Program for mathematics 2016
Visiting Professor
Alfonso Montes Rodríguez
Professor at Universidad de Sevilla, Spain
Nominated by:
KTH Royal Institute of Technology
Visiting Professor
Alfonso Montes Rodríguez
Professor at Universidad de Sevilla, Spain
Nominated by:
KTH Royal Institute of Technology
New results in operator theory
Alfonso Montes Rodríguez is currently professor at Universidad de Sevilla, Spain. Thanks to a grant from the Knut and Alice Wallenberg Foundation, he will be a visiting professor at the Department of Mathematics, KTH Royal Institute of Technology, Stockholm, Sweden.
Montes Rodríguez is an expert in mathematical analysis, a branch of mathematics in which finding methods to study differential equations is of great significance.
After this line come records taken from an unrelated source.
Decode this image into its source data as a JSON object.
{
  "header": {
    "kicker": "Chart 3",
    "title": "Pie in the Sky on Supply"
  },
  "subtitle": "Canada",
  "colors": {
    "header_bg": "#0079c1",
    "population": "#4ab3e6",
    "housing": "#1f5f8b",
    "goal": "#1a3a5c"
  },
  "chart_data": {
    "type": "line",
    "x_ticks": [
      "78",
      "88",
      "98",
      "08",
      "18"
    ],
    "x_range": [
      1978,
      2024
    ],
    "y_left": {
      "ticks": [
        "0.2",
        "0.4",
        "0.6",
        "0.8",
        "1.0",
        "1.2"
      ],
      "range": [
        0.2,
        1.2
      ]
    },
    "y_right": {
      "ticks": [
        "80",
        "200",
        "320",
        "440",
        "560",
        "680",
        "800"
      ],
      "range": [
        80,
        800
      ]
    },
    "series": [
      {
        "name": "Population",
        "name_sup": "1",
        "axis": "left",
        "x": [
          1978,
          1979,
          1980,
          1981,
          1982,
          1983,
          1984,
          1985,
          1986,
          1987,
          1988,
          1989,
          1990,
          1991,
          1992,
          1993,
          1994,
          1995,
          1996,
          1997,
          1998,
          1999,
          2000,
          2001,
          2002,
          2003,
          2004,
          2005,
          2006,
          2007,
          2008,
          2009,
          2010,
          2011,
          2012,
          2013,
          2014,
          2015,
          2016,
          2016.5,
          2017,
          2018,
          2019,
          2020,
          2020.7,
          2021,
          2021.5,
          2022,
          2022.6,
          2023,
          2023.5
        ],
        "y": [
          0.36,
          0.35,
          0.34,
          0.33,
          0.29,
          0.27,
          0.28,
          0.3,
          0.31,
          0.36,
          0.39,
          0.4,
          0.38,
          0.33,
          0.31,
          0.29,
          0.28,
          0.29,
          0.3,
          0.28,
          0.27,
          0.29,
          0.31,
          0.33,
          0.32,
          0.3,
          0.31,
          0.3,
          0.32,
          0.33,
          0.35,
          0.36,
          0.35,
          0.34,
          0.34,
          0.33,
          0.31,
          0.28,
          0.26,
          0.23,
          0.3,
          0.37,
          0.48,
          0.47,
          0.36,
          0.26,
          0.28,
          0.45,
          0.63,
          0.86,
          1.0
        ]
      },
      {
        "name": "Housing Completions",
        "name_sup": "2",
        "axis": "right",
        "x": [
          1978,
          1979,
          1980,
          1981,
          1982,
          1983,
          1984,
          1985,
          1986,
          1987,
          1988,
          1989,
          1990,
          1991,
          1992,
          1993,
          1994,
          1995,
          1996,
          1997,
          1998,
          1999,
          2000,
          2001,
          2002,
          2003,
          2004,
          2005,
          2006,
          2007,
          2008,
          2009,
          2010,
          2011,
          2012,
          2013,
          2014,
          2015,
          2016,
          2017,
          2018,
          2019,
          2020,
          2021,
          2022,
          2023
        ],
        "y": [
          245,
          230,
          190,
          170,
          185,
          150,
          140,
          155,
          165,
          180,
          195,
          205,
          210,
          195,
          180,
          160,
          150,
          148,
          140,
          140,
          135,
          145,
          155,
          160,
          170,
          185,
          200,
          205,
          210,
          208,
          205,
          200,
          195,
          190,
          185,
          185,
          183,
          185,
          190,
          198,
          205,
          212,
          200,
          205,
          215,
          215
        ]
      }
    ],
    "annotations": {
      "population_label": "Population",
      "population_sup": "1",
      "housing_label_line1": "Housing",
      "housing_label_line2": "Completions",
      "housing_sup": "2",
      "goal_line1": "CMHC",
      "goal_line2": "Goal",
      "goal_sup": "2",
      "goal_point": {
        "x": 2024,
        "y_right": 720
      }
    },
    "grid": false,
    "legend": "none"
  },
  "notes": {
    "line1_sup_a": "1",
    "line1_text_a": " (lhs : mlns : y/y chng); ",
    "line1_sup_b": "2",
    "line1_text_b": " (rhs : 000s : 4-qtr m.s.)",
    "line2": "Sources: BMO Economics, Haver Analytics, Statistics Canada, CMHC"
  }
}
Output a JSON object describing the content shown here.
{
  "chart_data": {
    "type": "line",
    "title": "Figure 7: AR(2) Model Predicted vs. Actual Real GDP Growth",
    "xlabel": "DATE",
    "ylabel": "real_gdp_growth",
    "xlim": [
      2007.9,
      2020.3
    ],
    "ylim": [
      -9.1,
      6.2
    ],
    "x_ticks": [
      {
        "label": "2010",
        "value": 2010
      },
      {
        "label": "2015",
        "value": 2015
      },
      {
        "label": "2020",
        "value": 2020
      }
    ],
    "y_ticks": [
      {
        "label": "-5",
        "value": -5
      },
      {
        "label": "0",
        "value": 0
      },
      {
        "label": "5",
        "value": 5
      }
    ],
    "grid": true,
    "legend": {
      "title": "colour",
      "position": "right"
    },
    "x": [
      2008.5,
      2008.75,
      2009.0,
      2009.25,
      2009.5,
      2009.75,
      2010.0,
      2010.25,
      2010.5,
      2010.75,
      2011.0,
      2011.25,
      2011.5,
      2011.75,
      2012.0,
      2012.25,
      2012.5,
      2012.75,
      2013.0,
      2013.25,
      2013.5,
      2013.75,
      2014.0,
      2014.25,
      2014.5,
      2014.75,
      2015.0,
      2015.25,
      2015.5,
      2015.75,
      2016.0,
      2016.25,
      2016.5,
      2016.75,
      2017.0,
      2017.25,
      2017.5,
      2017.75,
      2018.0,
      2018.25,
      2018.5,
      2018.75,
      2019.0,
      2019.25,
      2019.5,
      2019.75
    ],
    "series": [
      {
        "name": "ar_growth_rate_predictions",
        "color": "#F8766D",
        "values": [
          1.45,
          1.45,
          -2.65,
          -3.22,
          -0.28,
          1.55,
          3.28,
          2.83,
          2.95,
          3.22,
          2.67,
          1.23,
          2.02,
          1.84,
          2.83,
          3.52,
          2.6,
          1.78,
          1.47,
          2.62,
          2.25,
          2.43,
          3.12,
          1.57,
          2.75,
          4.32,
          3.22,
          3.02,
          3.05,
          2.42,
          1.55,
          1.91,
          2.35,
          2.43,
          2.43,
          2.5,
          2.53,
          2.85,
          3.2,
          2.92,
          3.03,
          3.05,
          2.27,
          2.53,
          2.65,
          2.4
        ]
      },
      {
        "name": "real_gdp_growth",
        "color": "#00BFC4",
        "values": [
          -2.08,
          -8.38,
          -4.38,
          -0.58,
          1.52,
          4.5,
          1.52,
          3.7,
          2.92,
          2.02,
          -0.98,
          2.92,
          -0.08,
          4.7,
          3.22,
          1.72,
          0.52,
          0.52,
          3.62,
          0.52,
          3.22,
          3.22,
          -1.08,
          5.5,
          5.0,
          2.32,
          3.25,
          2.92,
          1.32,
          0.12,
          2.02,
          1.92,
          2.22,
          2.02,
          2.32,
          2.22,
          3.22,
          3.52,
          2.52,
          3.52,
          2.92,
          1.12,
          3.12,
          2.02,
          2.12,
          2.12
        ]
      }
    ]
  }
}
Differential equations play a key role in formulating the laws of physics.
The research proposed in the current project will center on operator theory and link to several other areas of mathematics, including dynamical systems, complex analysis, and harmonic analysis. Some of the questions studied are closely related to physics, for example Heisenberg’s uncertainty principle. This is the cornerstone of quantum physics, postulating that it is not possible to determine the exact position and momentum of a particle at the same time.
Montes Rodríguez and Håkan Hedenmalm at KTH have shown, in a previous joint publication, that the Perron-Frobenius operators arise naturally from the analysis of solutions to the one-dimensional Klein-Gordon’s equation. The equation describes a relativistic quantum particle with no spin. One of the goals of this project is to apply operator theory and so generalize such results by analyzing solutions of differential equations in several variables. In order to succeed, it will be necessary to develop new methods, as well as to find creative ways to extend and mesh the old ones in novel ways.
The second goal of the project is an attempt to prove one of the most famous problems in complex analysis, the Brennan conjecture, by applying methods of operator theory. Other researchers in the Department of Mathematics at KTH are also expected to participate in this effort.